Vinokourov disagreed. For him, Bélanger claimed, it was a philosophy of “’We don’t have to have other sponsors. We’re okay with each other. We keep that a tight, select little club. The less we say, the better. No staff meeting, no explanations to the staff on the strategy for the year, where we want to put the funds, what do we want to promote.’ Really manage the cards very close to the chest. It’s okay, it’s two ways of managing, but we wanted to move towards change.”

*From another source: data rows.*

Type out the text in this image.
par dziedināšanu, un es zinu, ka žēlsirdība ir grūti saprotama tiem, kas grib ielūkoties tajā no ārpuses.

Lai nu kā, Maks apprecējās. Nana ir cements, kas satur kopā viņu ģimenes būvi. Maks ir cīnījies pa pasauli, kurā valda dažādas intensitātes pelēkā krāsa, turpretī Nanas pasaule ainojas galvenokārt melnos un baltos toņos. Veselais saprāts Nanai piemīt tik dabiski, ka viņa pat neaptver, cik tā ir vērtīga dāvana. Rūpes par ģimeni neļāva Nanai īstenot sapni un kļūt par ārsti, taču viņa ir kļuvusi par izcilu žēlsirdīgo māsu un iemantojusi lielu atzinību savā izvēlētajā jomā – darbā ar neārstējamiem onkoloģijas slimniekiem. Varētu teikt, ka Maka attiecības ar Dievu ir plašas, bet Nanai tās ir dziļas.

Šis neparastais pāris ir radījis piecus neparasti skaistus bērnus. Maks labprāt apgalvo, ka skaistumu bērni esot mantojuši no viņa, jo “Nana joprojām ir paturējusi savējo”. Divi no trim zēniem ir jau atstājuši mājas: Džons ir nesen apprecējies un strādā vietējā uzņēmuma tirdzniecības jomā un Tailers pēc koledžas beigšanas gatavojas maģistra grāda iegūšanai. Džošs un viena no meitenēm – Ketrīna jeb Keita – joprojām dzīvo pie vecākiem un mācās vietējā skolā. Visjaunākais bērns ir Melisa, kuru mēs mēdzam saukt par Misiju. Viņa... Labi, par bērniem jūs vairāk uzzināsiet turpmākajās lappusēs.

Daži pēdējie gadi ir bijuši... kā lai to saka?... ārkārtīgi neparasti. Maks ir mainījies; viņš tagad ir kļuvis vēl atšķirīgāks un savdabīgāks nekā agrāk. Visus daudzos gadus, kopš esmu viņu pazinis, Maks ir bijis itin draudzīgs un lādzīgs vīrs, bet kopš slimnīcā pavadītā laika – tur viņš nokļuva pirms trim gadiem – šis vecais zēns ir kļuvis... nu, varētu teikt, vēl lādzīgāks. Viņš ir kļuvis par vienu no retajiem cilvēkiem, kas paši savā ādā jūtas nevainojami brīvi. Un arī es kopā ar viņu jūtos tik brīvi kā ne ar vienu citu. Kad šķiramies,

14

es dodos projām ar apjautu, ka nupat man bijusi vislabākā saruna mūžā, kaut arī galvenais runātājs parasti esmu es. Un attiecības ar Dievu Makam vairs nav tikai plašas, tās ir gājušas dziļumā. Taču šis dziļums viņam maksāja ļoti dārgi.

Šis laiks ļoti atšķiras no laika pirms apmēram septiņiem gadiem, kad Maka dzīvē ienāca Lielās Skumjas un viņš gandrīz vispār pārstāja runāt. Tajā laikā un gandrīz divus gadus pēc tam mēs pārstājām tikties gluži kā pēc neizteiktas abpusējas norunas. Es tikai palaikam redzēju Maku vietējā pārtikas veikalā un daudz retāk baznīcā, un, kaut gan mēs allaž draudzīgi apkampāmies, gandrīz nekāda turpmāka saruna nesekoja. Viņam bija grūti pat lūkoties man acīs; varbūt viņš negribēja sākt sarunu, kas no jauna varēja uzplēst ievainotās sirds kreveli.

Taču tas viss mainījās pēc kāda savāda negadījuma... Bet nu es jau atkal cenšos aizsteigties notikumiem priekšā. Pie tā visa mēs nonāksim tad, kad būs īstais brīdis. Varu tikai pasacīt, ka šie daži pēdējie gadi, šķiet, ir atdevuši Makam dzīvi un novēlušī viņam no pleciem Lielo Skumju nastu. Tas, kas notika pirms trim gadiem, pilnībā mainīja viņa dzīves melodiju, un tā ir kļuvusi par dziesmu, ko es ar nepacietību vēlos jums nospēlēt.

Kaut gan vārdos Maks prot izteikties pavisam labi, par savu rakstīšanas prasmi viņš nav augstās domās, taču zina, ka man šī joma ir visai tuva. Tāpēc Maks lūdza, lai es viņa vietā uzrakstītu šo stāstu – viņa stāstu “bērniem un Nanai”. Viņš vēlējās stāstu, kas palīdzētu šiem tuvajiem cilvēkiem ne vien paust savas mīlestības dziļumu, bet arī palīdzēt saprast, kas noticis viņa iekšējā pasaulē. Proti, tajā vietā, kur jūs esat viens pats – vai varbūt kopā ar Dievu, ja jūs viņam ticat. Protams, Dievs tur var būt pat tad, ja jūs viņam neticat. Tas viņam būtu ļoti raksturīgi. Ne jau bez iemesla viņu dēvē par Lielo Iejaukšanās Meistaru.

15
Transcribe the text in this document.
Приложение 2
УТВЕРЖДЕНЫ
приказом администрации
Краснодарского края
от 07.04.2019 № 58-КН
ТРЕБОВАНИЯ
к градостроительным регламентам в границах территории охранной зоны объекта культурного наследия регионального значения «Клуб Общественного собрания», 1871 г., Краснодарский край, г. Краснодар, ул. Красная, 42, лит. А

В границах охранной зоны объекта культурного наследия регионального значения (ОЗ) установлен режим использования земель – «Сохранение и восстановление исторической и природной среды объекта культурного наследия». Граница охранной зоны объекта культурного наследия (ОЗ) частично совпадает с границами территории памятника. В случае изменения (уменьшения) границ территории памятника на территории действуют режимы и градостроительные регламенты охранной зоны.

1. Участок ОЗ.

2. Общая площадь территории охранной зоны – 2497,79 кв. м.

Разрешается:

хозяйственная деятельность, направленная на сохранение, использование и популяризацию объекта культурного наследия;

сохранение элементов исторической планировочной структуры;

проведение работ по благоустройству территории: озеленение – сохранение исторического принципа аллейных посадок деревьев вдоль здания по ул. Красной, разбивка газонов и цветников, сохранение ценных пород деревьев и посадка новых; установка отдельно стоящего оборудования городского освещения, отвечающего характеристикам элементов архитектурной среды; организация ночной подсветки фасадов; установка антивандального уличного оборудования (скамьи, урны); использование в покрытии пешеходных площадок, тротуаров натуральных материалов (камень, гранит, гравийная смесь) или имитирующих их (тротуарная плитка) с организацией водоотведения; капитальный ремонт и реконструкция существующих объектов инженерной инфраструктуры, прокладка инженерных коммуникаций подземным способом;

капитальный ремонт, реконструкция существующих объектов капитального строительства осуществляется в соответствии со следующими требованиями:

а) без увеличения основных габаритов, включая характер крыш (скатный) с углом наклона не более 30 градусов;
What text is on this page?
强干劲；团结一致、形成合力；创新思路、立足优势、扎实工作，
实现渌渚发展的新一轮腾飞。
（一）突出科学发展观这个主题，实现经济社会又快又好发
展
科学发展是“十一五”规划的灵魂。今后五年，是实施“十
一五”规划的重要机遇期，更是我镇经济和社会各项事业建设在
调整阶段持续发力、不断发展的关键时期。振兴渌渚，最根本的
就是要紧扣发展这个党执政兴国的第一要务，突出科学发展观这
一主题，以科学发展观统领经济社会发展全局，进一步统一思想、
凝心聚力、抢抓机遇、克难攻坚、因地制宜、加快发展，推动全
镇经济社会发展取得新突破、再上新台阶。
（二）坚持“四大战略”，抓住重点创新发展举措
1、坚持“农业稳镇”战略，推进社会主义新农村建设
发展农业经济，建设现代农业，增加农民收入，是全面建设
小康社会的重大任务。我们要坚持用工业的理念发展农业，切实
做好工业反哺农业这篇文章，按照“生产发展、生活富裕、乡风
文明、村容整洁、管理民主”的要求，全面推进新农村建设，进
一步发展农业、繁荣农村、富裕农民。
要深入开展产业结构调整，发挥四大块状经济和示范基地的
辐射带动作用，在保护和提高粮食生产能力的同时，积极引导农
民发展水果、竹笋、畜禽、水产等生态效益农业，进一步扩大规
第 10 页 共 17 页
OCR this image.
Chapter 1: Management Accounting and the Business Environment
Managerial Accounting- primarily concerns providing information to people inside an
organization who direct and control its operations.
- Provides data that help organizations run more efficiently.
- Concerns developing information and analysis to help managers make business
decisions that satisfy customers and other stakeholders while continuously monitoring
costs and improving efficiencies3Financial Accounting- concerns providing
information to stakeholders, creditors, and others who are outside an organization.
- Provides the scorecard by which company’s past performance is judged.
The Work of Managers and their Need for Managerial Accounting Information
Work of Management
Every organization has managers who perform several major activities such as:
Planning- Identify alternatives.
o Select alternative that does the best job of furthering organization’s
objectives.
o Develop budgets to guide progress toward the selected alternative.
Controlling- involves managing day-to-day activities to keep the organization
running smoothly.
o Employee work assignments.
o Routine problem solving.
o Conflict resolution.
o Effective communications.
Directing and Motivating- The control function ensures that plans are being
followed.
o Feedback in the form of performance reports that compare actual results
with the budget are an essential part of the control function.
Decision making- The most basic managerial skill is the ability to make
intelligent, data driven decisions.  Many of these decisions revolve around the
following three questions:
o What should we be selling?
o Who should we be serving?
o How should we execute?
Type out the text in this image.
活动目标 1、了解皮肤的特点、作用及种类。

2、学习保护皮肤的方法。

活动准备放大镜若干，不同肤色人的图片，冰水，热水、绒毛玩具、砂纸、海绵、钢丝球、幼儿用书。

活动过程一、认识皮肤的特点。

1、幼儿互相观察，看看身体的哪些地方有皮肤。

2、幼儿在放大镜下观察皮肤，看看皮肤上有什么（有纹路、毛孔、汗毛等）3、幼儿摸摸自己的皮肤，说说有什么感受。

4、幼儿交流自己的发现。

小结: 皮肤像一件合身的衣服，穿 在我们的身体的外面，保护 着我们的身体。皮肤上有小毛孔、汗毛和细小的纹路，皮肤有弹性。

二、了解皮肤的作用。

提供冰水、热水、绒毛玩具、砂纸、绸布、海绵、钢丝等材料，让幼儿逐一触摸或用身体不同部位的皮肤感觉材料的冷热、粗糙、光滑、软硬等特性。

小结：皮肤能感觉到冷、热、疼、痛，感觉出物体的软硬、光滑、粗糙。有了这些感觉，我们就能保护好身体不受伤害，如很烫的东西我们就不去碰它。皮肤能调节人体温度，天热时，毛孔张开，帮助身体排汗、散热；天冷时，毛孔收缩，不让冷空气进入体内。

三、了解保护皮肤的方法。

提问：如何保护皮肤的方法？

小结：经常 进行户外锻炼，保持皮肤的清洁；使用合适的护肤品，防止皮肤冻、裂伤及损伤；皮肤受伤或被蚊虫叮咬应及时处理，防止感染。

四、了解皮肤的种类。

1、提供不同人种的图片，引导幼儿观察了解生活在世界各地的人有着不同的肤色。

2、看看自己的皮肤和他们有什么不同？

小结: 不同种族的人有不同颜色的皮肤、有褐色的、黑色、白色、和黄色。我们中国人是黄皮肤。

“I am able to live in “coopetition”, to cooperate and to be in competition,” Bélanger said (ah, so that’s where ‘glocal’ came from). “[Vinokourov] is a friend, but I don’t think he had a good idea.”
Bélanger refers to Vinokourov as a ‘friend’ at various points throughout the interview – but also directly juxtaposes “the Vinokourov approach” with the “professional, transparent approach”, which strikes me as a little loaded.
But what do I know.
Some bonus context
Kazakhstan’s single-minded commitment to the resurrection of Vinokourov seems a strange hill to die on, but the country’s government is used to getting its way.
Kazakhstan is the powerhouse economy of Central Asia, having ascended to wealth off the back of its vast oil and gas reserves. Like its similarly resource-rich neighbour to the south, Turkmenistan – which has also dabbled in cycling – observance of human rights is poor.
In 2020, Kazakhstan was ranked 128th out of 167 countries in the Economist Intelligence Unit’s Democracy Index, and 157th (out of 180) in the Press Freedom Index. That’s better than Turkmenistan on both fronts, but also, isn’t exactly something to brag about.
Having driven Premier Tech away from continued sponsorship of the team, Vinokourov will be able to pursue his vision – or, at least, the vision handed down to him by the authoritarian rulers of his homeland.
Premier Tech, meanwhile, isn’t finished with cycling. Bélanger confirmed that his company has been in talks with other teams.
CyclingNews reports that a leading candidate is BikeExchange – who would also pick up Jakob Fuglsang from Astana. Links with Israel Start-Up Nation, Qhubeka-NextHash and Rally Cycling have also been rumoured.